On Mon, May 5, 2025 at 7:30 PM Blaise Boscaccy bboscaccy@linux.microsoft.com wrote:
KP Singh kpsingh@kernel.org writes:
[...]
Now if you really care about the use-case and want to work with the maintainers and implement signing for the community, here's how we think it should be done:
- The core signing logic and the tooling stays in BPF, something that the users are already using. No new tooling.
- The policy decision on the effect of signing can be built into various existing LSMs. I don't think we need a new LSM for it.
- A simple UAPI (emphasis on UAPI!) change to union bpf_attr in uapi/bpf.h in the BPF_PROG_LOAD command:
__aligned_u64 signature; __u32 signature_size;
I think having some actual details on the various parties' requirements here would be helpful. KP, I do look forward to seeing your design; however, having code signing proposals where the capabilities are dictated from above and any dissent is dismissed as "you're doing it wrong" isn't going to be helpful to anyone that needs to use this in practice.
Please don't misrepresent the facts, you got feedback from Alexei in various threads, but you chose to argue on the points that were convenient for you (i.e. usage of BPF internal APIs) and yet you claim to "work with the BPF community and maintainers" by arguing instead of collaborating and paying attention to the feedback given to you.
1. https://lore.kernel.org/bpf/CAADnVQKF+B_YYwOCFsPBbrTBGKe4b22WVJFb8C0PHGmRAjb...
Your solution to address the ELF loader specific issue was to just allow list systemd? You totally ignored the part about loaders in golang and Rust that do not use ELF. How is this "directive from above?"
2. Alexei suggested to you in https://lore.kernel.org/bpf/87plhhjwqy.fsf@microsoft.com/
"A signature for the map plus a signature for the prog that is tied to a map might be a better option. At map creation time the contents can be checked, the map is frozen, and then the verifier can proceed with prog's signature checking."
You never replied to this.
3. To signing the attachment points, you replied
That statement is quite questionable. Yes, IIRC you brought that up. And again, runtime policy enforcement has nothing to do with proving code provenance. They are completely independent concerns.
The place where the BPF program is attached is a key part of the provenance of the BPF program and its security (and other) effects can vary greatly based on that. (e.g. imagine a reject all LSM program that is attached to the wrong LSM hook). This is why it's not the same as module loading.
4. https://lore.kernel.org/bpf/CAADnVQKF+B_YYwOCFsPBbrTBGKe4b22WVJFb8C0PHGmRAjb...
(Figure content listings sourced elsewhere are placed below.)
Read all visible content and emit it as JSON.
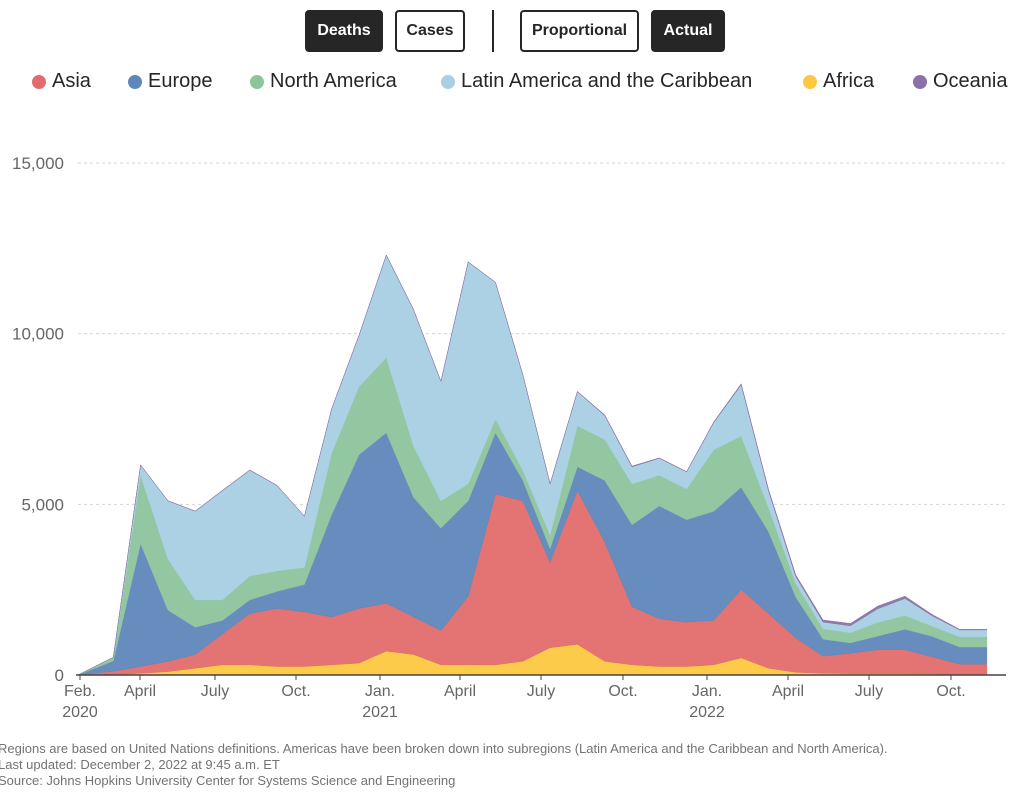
{
  "controls": {
    "metric_buttons": [
      {
        "label": "Deaths",
        "active": true
      },
      {
        "label": "Cases",
        "active": false
      }
    ],
    "scale_buttons": [
      {
        "label": "Proportional",
        "active": false
      },
      {
        "label": "Actual",
        "active": true
      }
    ]
  },
  "chart_data": {
    "type": "area",
    "stacked": true,
    "title": "",
    "xlabel": "",
    "ylabel": "",
    "ylim": [
      0,
      15000
    ],
    "grid": true,
    "legend_position": "top",
    "y_ticks": [
      0,
      5000,
      10000,
      15000
    ],
    "y_tick_labels": [
      "0",
      "5,000",
      "10,000",
      "15,000"
    ],
    "x_tick_labels": [
      {
        "label": "Feb.",
        "sub": "2020"
      },
      {
        "label": "April",
        "sub": ""
      },
      {
        "label": "July",
        "sub": ""
      },
      {
        "label": "Oct.",
        "sub": ""
      },
      {
        "label": "Jan.",
        "sub": "2021"
      },
      {
        "label": "April",
        "sub": ""
      },
      {
        "label": "July",
        "sub": ""
      },
      {
        "label": "Oct.",
        "sub": ""
      },
      {
        "label": "Jan.",
        "sub": "2022"
      },
      {
        "label": "April",
        "sub": ""
      },
      {
        "label": "July",
        "sub": ""
      },
      {
        "label": "Oct.",
        "sub": ""
      }
    ],
    "x": [
      "2020-02",
      "2020-03",
      "2020-04",
      "2020-05",
      "2020-06",
      "2020-07",
      "2020-08",
      "2020-09",
      "2020-10",
      "2020-11",
      "2020-12",
      "2021-01",
      "2021-02",
      "2021-03",
      "2021-04",
      "2021-05",
      "2021-06",
      "2021-07",
      "2021-08",
      "2021-09",
      "2021-10",
      "2021-11",
      "2021-12",
      "2022-01",
      "2022-02",
      "2022-03",
      "2022-04",
      "2022-05",
      "2022-06",
      "2022-07",
      "2022-08",
      "2022-09",
      "2022-10",
      "2022-11"
    ],
    "series": [
      {
        "name": "Africa",
        "color": "#fcc83f",
        "values": [
          0,
          10,
          50,
          100,
          200,
          300,
          300,
          250,
          250,
          300,
          350,
          700,
          600,
          300,
          300,
          300,
          400,
          800,
          900,
          400,
          300,
          250,
          250,
          300,
          500,
          200,
          80,
          50,
          40,
          40,
          40,
          30,
          20,
          20
        ]
      },
      {
        "name": "Asia",
        "color": "#e36b6b",
        "values": [
          0,
          100,
          200,
          300,
          400,
          900,
          1500,
          1700,
          1600,
          1400,
          1600,
          1400,
          1100,
          1000,
          2000,
          5000,
          4700,
          2500,
          4500,
          3500,
          1700,
          1400,
          1300,
          1300,
          2000,
          1600,
          1000,
          500,
          600,
          700,
          700,
          500,
          300,
          300
        ]
      },
      {
        "name": "Europe",
        "color": "#5f87bb",
        "values": [
          0,
          300,
          3600,
          1500,
          800,
          400,
          400,
          500,
          800,
          3000,
          4500,
          5000,
          3500,
          3000,
          2800,
          1800,
          600,
          400,
          700,
          1800,
          2400,
          3300,
          3000,
          3200,
          3000,
          2400,
          1200,
          500,
          300,
          400,
          600,
          600,
          500,
          500
        ]
      },
      {
        "name": "North America",
        "color": "#8cc49c",
        "values": [
          0,
          100,
          2000,
          1500,
          800,
          600,
          700,
          600,
          500,
          1800,
          2000,
          2200,
          1500,
          800,
          500,
          400,
          300,
          400,
          1200,
          1200,
          1200,
          900,
          900,
          1800,
          1500,
          700,
          400,
          300,
          300,
          400,
          400,
          300,
          300,
          300
        ]
      },
      {
        "name": "Latin America and the Caribbean",
        "color": "#a9cfe3",
        "values": [
          0,
          10,
          300,
          1700,
          2600,
          3200,
          3100,
          2500,
          1500,
          1300,
          1500,
          3000,
          4000,
          3500,
          6500,
          4000,
          2800,
          1500,
          1000,
          700,
          500,
          500,
          500,
          800,
          1500,
          500,
          200,
          200,
          200,
          400,
          500,
          300,
          200,
          200
        ]
      },
      {
        "name": "Oceania",
        "color": "#8a72a6",
        "values": [
          0,
          0,
          5,
          5,
          5,
          10,
          10,
          5,
          5,
          5,
          5,
          5,
          5,
          5,
          5,
          5,
          5,
          5,
          10,
          20,
          20,
          10,
          10,
          20,
          30,
          40,
          50,
          60,
          70,
          80,
          70,
          40,
          20,
          20
        ]
      }
    ]
  },
  "legend": {
    "items": [
      {
        "label": "Asia",
        "color": "#e36b6b"
      },
      {
        "label": "Europe",
        "color": "#5f87bb"
      },
      {
        "label": "North America",
        "color": "#8cc49c"
      },
      {
        "label": "Latin America and the Caribbean",
        "color": "#a9cfe3"
      },
      {
        "label": "Africa",
        "color": "#fcc83f"
      },
      {
        "label": "Oceania",
        "color": "#8a72a6"
      }
    ]
  },
  "notes": {
    "definition": "Regions are based on United Nations definitions. Americas have been broken down into subregions (Latin America and the Caribbean and North America).",
    "updated": "Last updated: December 2, 2022 at 9:45 a.m. ET",
    "source": "Source: Johns Hopkins University Center for Systems Science and Engineering"
  }
}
Programs can still access maps, now if you combine the issue of ELF-less loaders and that maps are writeable from other programs as freezing only affects userspace (i.e. when a binary gets an FD to a map and tries to modify it with syscalls) your implementation fails.
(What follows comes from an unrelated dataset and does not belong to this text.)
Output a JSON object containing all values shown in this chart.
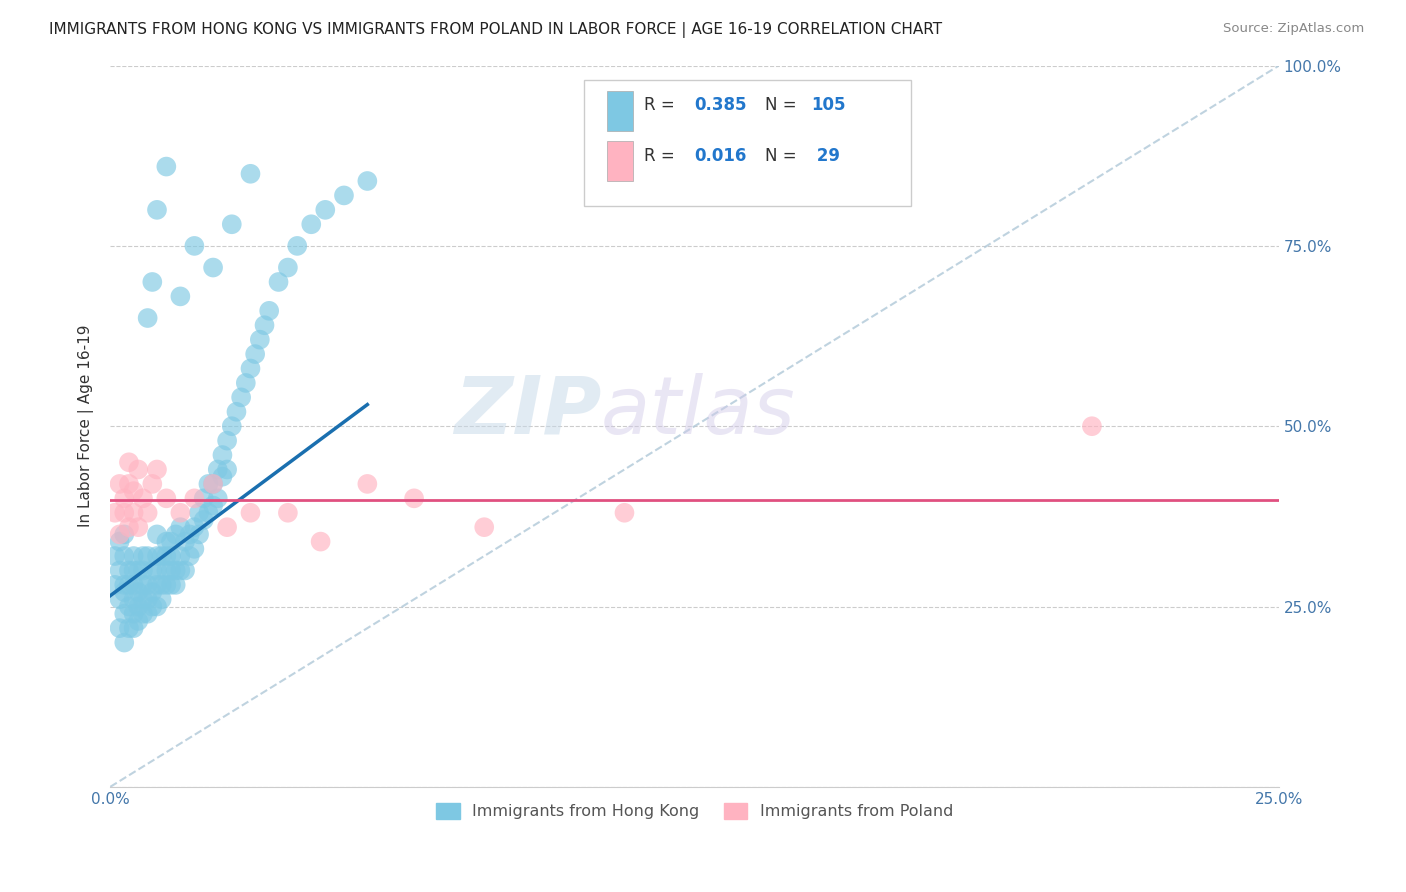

The reply there about trusted user-space still needs to come with better guarantees from the kernel, and the kernel can indeed give better guarantees, which we will share. The reason for this is that your trusted binary is not immune to attacks, and once an attacker gains code execution as this trusted binary, there is no containing the compromise.
- KP
Also, I don't think anyone actually cares, at least I don't, who calls verify_pkcs7_signature or whatnot. Verifying signed binary blobs with a private key is a solved problem and isn't really interesting.
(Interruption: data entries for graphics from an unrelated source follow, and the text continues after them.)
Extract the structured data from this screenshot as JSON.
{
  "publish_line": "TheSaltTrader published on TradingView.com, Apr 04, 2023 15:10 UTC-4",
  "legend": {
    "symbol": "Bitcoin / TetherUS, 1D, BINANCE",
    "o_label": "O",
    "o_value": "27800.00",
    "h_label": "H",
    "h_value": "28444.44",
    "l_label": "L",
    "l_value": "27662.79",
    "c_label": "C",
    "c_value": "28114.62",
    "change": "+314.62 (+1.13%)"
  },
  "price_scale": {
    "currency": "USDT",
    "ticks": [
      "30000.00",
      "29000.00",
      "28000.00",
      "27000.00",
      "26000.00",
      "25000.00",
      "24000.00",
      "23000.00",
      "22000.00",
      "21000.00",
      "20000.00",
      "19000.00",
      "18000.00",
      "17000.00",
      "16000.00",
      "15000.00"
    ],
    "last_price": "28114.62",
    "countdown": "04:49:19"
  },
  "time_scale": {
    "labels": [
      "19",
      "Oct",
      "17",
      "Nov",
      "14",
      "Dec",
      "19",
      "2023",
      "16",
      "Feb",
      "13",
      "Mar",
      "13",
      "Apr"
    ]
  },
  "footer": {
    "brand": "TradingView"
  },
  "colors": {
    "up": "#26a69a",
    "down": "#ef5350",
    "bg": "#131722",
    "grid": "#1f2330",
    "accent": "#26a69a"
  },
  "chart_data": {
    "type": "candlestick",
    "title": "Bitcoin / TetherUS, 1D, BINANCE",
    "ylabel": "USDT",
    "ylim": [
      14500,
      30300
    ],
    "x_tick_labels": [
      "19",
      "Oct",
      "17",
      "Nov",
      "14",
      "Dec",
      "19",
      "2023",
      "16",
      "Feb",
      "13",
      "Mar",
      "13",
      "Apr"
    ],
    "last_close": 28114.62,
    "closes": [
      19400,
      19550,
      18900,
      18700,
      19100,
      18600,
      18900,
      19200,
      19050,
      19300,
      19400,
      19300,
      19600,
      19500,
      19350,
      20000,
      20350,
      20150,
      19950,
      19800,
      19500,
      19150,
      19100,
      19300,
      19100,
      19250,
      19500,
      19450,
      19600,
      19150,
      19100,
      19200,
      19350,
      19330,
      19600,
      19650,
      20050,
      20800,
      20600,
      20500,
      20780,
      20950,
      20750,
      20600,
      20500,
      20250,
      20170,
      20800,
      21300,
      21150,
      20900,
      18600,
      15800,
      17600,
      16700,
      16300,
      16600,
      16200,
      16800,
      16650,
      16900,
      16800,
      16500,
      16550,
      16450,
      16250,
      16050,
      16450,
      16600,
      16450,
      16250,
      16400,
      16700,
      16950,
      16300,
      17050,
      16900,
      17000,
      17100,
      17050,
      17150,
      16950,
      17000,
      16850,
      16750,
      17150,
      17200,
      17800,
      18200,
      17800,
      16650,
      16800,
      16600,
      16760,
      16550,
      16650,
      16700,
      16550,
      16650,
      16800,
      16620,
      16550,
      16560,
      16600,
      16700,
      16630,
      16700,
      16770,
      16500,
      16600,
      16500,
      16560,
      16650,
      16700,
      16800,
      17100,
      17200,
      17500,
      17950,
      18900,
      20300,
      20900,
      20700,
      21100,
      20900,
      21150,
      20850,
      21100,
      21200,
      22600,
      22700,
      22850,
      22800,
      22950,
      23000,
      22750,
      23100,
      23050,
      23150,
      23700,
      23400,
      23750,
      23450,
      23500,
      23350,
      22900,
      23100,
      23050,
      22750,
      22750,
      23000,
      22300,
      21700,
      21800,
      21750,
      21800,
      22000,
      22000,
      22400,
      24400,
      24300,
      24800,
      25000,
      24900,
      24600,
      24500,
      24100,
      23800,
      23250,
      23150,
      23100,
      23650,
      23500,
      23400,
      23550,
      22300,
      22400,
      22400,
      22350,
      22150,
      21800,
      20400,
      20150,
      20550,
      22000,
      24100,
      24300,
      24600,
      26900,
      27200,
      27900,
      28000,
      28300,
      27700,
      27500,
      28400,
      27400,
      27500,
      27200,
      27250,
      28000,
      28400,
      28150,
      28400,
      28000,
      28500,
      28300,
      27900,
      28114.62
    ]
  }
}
Our requirements for code signing are just an extension of secure boot and module signing logic:
- Prove all code running in ring zero has been signed
- Not trivially defeatable by root
- Ultimately, no trusted userspace components
- Secure from and not vulnerable to TOCTOU attacks
- Shouldn't be overly vulnerable to supply-chain attacks
- The signature checking logic and control paths should be human-readable
- Work easily and be backportable to stable kernels
- There should be a simple kconfig option to turn this on or off
- This solution needs to be in the mainline kernel
Hornet was implemented to meet those requirements, living in the LSM subsystem, written in C. As of today, one cannot accomplish those requirements via BPF-LSM, which is why C was chosen.
One can easily realize there is absolutely no way to have a single one-size-fits-all signing solution for everything listed in https://ebpf.io/applications/.
If you want to go the UAPI route, I would wholeheartedly recommend making it extensible and having this data be available to the policy LSMs.
enum bpf_signature_type { /* x509 signature check against program instructions only */ BPF_SIGNATURE_PROG_ONLY = 0, /* x509 combined signature check against program instructions and used maps */ BPF_SIGNATURE_PROG_USED_MAPS = 1, /* more of these to be determined via usage */ ... };
_aligned_u64 signature; __u32 signature_size; __u32 signature_type;
The other option for solving this in the general is in-kernel loaders. That's gotten pushback as well.